5 Ocak 2015 Pazartesi

DUAM ve SEN

Hatırlar mısın seninle tanıştığımızda benim gözyaşlarım hiç durmazdı. Sen öğretmiştin bana ağlamamayı, duanın gücünü yeniden keşfetmeyi. Her zaman sen yanımda oldun. Duam oldun. Ne çok destek verdin bana bilmesen de farkında olmasan da, gözlerim dolduğu an “Ben gidiyorum eğer ağlayacaksan derdin”, acımı unutmadım ama acıyla yaşamayı öğrendim.

Son bir aydır ne zaman sorsam sana hep kaçamak cevap verdin. Sorumu geçiştirdin. 1-2 kere tam bir şeyler kaçırdın ağzından ama sonra toparladın. Bugüne kadar… Biliyordun ben senin gibi güçlü değildim. Çabucacık yıkılırdım.

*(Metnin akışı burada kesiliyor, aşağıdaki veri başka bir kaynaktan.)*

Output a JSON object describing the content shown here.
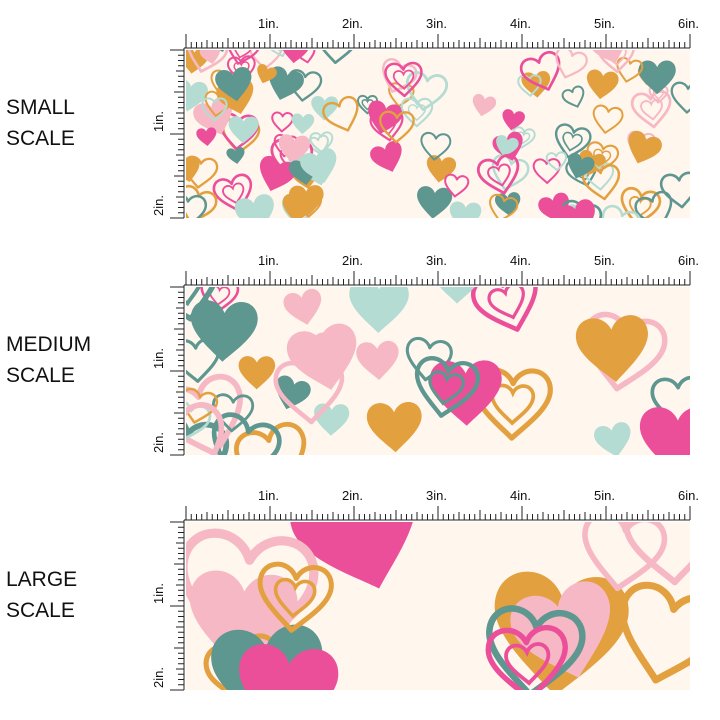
{
  "panels": [
    {
      "label": [
        "SMALL",
        "SCALE"
      ],
      "ruler_x": [
        "1in.",
        "2in.",
        "3in.",
        "4in.",
        "5in.",
        "6in."
      ],
      "ruler_y": [
        "1in.",
        "2in."
      ]
    },
    {
      "label": [
        "MEDIUM",
        "SCALE"
      ],
      "ruler_x": [
        "1in.",
        "2in.",
        "3in.",
        "4in.",
        "5in.",
        "6in."
      ],
      "ruler_y": [
        "1in.",
        "2in."
      ]
    },
    {
      "label": [
        "LARGE",
        "SCALE"
      ],
      "ruler_x": [
        "1in.",
        "2in.",
        "3in.",
        "4in.",
        "5in.",
        "6in."
      ],
      "ruler_y": [
        "1in.",
        "2in."
      ]
    }
  ]
}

Bu gün bende yandım senin kadar. Durdu dediğim gözyaşlarım aktı gene, belki senden çok. Ben sen gibi değildim gizleyemedim tutamadım içimde affet, gitme sen gitme bari bu sefer.  Ağlıyorum diye kaçma kızma bana, ben bilirim o acıyı, bilirim senin yiğitliğini sertliğini, senin yerine de ağlarım. Yüreğin elinde şimdi bilirim, tırnakların geçmiş üzerine, dudağını  ısırmışsın belki sesin çıkmasın diye. Ayakta kalmak zorundasın diye. Ben ayakta kalamamıştım. “Gücüm yetmedi” diye yıkmıştım ortalığı, kimin gücü yetiyorsa..







 Bu acının ne adı var ne tarifi. Biliyorum sende yaptın elinden gelen her şeyi olmadı… Duam ve sen vardın. Senin içinde duan olsun umarım.